Sibling rivalries aren't just for school-aged children. Estates can stir up fights among family members if handled the wrong way.
In recent news, four sisters allege that their three brothers improperly cut them out of their proper inheritance.
John Griffin founded his family business, Griffin Industries, in 1943. The meat-processing company eventually grew into one of the largest privately held corporations in Kentucky. However, when Griffin passed away, his children started fighting over the company.
Recently a judge stated that the brothers breached their fiduciary duty to the sisters. Now, after nearly 20 years, a trial date is expected to be set for next January as reported by WCPO in "Family feud: Griffin Industries inheritance fight still going strong after 19 years; could end soon."
Most of the documents in this case have been filed under seal, so we do not know exactly how to asses this particular battle. Nevertheless, these types of family feuds over the business are not unusual.

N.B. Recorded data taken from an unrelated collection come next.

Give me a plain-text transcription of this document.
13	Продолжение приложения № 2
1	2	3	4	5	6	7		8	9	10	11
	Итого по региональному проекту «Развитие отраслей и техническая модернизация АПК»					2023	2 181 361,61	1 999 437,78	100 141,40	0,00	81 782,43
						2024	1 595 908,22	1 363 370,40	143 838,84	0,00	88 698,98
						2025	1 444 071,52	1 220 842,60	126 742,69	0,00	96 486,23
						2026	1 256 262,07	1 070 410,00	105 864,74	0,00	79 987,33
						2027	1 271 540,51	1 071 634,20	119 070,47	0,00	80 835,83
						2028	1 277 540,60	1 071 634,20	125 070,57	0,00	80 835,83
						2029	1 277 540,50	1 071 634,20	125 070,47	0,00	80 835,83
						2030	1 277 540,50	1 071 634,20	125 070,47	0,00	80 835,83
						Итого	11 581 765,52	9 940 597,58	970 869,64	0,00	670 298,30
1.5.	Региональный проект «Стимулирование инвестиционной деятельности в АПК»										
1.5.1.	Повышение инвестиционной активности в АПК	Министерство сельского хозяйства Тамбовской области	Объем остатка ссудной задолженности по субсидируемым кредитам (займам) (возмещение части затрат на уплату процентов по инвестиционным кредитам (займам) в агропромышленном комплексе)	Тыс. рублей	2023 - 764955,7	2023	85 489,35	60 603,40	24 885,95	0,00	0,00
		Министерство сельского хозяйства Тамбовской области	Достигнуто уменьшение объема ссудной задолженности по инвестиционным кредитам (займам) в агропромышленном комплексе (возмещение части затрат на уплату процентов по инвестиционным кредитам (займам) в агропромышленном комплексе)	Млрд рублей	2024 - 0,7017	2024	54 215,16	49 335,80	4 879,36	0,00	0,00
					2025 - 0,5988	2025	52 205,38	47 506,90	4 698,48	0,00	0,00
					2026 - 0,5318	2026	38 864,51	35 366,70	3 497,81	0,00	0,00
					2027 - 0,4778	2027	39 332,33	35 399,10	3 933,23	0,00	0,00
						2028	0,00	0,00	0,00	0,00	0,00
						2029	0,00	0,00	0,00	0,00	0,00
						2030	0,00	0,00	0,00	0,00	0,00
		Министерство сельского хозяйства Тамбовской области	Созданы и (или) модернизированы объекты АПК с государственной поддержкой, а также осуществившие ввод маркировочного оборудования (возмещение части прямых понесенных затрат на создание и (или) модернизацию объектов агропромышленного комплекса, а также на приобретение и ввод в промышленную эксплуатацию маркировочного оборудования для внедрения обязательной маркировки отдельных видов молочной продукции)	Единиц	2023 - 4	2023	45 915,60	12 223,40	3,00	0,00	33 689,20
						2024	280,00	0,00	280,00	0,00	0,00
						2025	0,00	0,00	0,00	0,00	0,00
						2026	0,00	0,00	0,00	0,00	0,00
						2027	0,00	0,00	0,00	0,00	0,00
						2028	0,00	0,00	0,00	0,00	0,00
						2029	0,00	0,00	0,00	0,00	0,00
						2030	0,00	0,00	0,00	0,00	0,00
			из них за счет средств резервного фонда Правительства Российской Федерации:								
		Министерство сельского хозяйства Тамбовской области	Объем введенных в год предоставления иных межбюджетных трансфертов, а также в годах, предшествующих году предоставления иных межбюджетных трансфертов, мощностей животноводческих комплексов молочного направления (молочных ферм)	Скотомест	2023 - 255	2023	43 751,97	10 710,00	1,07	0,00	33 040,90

Passing on a business to the next generation requires proper planning.
What is intended after the founder passes away needs to be made very clear in the founder's estate plan. Ideally, the next generation should be informed of these intentions and the estate plan to implement them.
That gives the surviving family members time to prepare to run the company and lessens the likelihood of future fights. An experienced estate planning attorney can help ensure that everything runs smoothly, preserving both the business and the family.